LONDON, April 12 (Reuters) - The yield on short-dated Greek government bonds fell by over a full point on Monday, after after euro zone finance ministers on Sunday approved a 30 billion euro aid mechanism for Greece.
The move took the 2-year bond yield to around 5.9 percent, below the 10-year bond yield, according to traders. That normalised the country’s yield curve after it inverted last week on fears over Greece’s ability to fund its debt. However, bid offer spreads were wide at around 90 basis points.
Euro zone finance ministers approved a 30-billion-euro emergency aid mechanism for debt-plagued Greece on Sunday, but stressed Athens had not requested the plan be activated yet.[ID:nLDE63A0BO]

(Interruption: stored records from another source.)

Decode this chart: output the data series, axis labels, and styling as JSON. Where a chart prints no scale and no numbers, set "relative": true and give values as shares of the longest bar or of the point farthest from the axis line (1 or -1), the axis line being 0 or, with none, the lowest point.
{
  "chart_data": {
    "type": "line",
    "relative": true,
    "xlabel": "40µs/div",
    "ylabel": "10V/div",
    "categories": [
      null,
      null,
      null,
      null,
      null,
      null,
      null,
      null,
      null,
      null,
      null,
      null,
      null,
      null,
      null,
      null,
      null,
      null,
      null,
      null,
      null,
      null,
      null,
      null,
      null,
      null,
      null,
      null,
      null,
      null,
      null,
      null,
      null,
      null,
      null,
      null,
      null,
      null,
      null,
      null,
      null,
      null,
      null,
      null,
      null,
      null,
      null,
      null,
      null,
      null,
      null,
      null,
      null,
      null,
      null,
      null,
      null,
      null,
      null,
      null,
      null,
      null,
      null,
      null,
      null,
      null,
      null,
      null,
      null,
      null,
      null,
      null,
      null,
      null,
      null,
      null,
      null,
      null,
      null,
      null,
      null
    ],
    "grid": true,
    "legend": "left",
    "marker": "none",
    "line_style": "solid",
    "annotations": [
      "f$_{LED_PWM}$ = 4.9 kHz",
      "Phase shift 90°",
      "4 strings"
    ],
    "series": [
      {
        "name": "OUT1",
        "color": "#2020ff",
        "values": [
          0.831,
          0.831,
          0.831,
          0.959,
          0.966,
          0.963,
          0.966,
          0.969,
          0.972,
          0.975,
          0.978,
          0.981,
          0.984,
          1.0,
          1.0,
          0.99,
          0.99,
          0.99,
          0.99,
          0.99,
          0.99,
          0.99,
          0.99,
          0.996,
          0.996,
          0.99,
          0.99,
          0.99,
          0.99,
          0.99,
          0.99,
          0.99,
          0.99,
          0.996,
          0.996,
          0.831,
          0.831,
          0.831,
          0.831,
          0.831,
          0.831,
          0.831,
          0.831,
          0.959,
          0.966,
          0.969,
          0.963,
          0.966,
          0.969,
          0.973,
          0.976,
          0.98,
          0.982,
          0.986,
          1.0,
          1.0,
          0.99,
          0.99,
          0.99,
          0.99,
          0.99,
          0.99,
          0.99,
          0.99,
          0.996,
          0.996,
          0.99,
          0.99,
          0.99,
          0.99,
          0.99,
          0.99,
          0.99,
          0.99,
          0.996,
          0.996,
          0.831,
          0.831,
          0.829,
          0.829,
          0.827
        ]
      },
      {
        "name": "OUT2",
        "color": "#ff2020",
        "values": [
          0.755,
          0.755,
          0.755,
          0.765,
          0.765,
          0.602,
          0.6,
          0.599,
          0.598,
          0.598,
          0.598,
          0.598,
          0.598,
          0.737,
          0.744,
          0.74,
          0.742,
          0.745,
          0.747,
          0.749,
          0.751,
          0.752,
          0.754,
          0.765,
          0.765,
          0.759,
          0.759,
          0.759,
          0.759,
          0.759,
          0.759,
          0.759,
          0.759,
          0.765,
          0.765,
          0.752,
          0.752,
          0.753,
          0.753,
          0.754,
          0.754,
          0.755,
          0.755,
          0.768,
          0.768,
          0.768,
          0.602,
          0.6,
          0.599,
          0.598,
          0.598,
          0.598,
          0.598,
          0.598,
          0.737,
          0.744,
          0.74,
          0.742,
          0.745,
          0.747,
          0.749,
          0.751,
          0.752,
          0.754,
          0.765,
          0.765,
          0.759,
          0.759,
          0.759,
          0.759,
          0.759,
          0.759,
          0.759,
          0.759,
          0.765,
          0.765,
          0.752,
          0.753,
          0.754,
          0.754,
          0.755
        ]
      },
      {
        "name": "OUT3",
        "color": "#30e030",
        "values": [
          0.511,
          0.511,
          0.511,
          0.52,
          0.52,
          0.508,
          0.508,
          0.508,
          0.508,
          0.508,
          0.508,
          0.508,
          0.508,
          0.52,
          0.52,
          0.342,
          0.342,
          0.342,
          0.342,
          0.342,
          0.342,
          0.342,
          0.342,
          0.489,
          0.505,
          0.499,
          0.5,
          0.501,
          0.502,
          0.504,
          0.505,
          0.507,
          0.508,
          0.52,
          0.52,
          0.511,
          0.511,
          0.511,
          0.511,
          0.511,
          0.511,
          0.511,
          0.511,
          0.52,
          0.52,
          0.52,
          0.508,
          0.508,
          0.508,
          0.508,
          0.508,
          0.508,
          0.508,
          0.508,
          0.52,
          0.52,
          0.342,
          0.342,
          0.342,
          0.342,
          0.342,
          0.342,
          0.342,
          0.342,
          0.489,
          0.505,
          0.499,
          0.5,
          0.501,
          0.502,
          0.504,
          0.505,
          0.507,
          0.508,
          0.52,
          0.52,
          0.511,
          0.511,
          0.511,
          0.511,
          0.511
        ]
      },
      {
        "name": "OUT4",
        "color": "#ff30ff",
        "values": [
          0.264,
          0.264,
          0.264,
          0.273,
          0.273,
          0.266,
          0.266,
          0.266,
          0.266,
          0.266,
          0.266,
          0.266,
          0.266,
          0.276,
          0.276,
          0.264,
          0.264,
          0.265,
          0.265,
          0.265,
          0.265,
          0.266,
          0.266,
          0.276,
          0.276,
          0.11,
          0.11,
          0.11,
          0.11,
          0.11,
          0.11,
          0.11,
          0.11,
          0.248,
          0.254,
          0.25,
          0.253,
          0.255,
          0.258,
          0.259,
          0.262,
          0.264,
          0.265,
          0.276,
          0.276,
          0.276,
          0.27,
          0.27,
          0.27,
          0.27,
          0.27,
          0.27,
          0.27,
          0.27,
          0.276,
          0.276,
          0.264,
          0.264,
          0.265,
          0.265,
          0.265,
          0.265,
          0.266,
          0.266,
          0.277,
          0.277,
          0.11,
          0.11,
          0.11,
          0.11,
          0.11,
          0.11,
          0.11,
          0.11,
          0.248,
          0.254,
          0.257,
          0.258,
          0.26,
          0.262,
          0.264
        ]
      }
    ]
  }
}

The Greek/German 10-year bond yield spread GR10YT=TWEBDE10YT=TWEB narrowed to 355 basis points versus 409 basis point at Friday's settlement close. The cost of protecting government debt against default in Greece and other peripheral euro zone member states tightened on Monday, according to credit default swap monitor CMA DataVision.
Five-year CDS on Greek government debt fell to 359.0 basis points from 426.0 bps at the New York close on Friday.
It means the cost falls to 359,000 euros to protect 10 million euros-worth of Greek government bonds.
The tightening was also felt along the Greek CDS curve, with the one-year CDS at 453 bps, down from 649.6 bps. “Normally we don’t see a lot of flows in the shortest CDS at this time of the day. But we are seeing a good amount this morning across the short end of the CDS curve in Greece,” said Simon Mott, marketing manager at CMA DataVision in London.
The five-year Portuguese CDS tightened to 148 bps from 157.7 bps on Friday.